Malacidin

Identifiers
- 3D model (JSmol): Interactive image; A: Interactive image; B: Interactive image;
- ChEBI: A: CHEBI:140173; B: CHEBI:140174;
- ChEMBL: A: ChEMBL4525167;
- DrugBank: A: DB14051;
- PubChem CID: A: 132274667;

Properties
- Chemical formula: C_{56}H_{88}N_{12}O_{20}
- Molar mass: 1249.384 g·mol^{−1}

= Malacidin =

Malacidins are a class of chemicals made by bacteria found in soil that can kill Gram-positive bacteria. Their activity appears to be dependent on calcium. The discovery of malacidins was published in 2018.

The malacidin family were discovered using a new method of soil microbiome screening that does not require cell culturing. This allowed researchers to identify genetic components necessary to produce the chemical. Malacidin A was shown to kill Staphylococcus aureus and other Gram-positive bacteria.

At the time of publication it was not certain if the discovery would lead to any new antibiotic drugs, because large investments of time and money are required to determine whether any drug is safe and effective.

==Chemical structure==
Malacidins are macrocycle lipopeptides. The 2018 paper described two chemicals in the malacidin family, differing only by a methylene at their lipid tails. Their peptide cores include four non-proteinogenic amino acids. The name "malacidin" is derived from the abbreviation of metagenomic acidic lipopeptide antibiotic and the suffix -cidin.

==Mechanism of action==
Malacidins appear to take on their active conformation after they bind to calcium; the calcium-bound molecule then appears to bind to lipid II, a bacterial cell wall precursor molecule, leading to destruction of the cell wall and death of the bacteria. Therefore, they would be a new member of the class of calcium-dependent antibiotics. The discovery of malacidins supported the view that the calcium-dependent antibiotics are a larger class than previously thought.

==History==
Malacidins were discovered by researchers at Rockefeller University, led by Brad Hover and Sean Brady. The group had been looking into antibiotics related to daptomycin and their calcium-dependent nature, but determined that it would be impractical to culture variations in lab conditions. Instead, the team used a genetics approach that was more scalable. They focused on searching for novel biosynthetic gene clusters (BGCs) – genes that are usually expressed together, that bacteria use to make secondary metabolites. To do this, they extracted DNA from around 2,000 soil samples to build metagenomic libraries that captured the genetic diversity of the environmental microbiome. They then designed degenerate primers to amplify genes likely to be similar to the BGC that make daptomycin by using a polymerase chain reaction (PCR) procedure, sequenced the amplified genes, and then used metagenomics to confirm that these genes were indeed likely to be the kind of BGCs they sought.
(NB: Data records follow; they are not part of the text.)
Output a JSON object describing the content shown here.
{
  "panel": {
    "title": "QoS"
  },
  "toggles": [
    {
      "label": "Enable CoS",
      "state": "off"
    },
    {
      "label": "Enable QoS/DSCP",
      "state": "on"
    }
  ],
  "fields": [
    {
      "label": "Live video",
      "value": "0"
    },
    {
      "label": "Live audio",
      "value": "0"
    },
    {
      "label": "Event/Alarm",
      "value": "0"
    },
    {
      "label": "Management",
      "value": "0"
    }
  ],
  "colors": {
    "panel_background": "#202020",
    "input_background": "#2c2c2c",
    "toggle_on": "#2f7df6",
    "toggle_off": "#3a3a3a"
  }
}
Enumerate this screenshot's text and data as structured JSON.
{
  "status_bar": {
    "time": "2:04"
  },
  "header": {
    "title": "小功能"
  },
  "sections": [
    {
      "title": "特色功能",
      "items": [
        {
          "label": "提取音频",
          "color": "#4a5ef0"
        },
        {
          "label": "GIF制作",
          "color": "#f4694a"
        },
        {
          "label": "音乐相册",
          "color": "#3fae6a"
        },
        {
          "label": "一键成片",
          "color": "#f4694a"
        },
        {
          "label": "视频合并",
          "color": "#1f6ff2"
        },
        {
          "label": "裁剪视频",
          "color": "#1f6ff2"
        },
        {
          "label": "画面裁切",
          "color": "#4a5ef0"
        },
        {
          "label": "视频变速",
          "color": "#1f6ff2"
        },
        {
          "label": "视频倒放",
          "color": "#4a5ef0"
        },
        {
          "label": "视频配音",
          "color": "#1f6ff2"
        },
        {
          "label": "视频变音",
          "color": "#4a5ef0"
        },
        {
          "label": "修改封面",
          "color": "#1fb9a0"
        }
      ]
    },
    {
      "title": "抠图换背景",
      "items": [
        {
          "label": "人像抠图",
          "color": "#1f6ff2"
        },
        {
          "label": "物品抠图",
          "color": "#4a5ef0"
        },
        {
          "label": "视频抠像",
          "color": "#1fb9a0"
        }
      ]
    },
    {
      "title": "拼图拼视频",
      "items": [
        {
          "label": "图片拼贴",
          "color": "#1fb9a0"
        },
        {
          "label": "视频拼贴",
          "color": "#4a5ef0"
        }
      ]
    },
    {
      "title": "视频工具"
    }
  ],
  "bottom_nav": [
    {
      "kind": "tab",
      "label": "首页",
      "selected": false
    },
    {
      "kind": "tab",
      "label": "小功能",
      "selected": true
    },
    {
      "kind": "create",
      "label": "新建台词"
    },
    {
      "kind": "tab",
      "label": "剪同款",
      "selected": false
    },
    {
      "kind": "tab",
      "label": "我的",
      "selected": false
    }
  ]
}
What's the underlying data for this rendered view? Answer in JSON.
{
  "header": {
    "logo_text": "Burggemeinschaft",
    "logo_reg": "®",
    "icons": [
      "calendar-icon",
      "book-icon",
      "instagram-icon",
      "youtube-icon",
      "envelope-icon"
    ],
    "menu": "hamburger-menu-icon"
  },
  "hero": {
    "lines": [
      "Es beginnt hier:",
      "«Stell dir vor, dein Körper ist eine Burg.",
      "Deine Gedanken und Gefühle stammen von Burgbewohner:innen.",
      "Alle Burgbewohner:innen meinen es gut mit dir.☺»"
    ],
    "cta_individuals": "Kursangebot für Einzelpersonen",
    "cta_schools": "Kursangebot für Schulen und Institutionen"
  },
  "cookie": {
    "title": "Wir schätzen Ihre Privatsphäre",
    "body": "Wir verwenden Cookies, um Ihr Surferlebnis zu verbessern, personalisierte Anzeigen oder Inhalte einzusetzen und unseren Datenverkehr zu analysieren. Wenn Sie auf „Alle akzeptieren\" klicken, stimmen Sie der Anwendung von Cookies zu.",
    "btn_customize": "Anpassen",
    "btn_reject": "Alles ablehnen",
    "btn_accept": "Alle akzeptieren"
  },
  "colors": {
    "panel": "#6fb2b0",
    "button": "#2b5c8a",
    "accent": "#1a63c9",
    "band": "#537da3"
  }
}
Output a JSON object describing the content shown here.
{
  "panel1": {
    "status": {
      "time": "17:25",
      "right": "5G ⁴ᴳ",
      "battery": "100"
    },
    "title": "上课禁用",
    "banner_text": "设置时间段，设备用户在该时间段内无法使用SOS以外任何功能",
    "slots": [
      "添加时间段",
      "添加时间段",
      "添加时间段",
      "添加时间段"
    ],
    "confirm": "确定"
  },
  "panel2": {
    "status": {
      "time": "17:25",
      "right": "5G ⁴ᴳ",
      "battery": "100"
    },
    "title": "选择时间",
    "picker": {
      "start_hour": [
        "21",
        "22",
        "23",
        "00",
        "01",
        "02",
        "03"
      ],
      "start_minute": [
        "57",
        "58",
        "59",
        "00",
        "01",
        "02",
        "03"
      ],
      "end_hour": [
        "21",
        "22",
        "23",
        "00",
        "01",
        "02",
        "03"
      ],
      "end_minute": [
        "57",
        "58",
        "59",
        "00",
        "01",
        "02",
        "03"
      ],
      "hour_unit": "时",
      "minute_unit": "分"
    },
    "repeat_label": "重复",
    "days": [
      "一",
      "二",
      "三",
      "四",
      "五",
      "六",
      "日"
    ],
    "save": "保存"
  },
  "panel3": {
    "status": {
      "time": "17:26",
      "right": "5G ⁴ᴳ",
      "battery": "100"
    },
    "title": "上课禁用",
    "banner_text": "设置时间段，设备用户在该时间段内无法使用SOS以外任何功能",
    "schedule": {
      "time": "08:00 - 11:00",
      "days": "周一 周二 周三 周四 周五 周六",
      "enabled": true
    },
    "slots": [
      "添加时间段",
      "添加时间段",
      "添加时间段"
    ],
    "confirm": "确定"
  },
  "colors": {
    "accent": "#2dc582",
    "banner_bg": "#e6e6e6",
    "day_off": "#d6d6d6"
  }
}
One of the novel BGCs they found was present in around 19% of the screened soil samples but not readily found in cultured microbial collections, so they took that BGC, put it into other host bacteria, and then isolated and analyzed the secondary metabolites. The work was published in Nature Microbiology in February 2018.

==Research directions==
The approach of screening the soil for useful compounds using genomics has been done by others, and is likely to continue to be pursued as a method to further explore primary metabolites and secondary metabolites made by microorganisms.

As of February 2018, the malacidins had not been tested on humans. At the time of their discovery it was unknown whether the discovery would lead to any new antibiotic drugs; showing that a potential drug is safe and effective takes years of work and millions of dollars, and the scientists said at the time that they had no plans to try to develop a drug based on the work. In the 2018 paper, malacidins were shown to kill only Gram-positive bacteria and not Gram-negative bacteria. They were, however, able to kill multidrug-resistant pathogens, including bacteria resistant to vancomycin in the laboratory, and methicillin-resistant Staphylococcus aureus (MRSA) skin infections in an animal wound model.

Brady, Hover, and two other authors disclosed in the 2018 paper that they had "competing financial interests, as they are employees or consultants of Lodo Therapeutics." Lodo was founded in 2016 out of Brady's laboratory, to discover new chemicals in nature as starting points for drug discovery.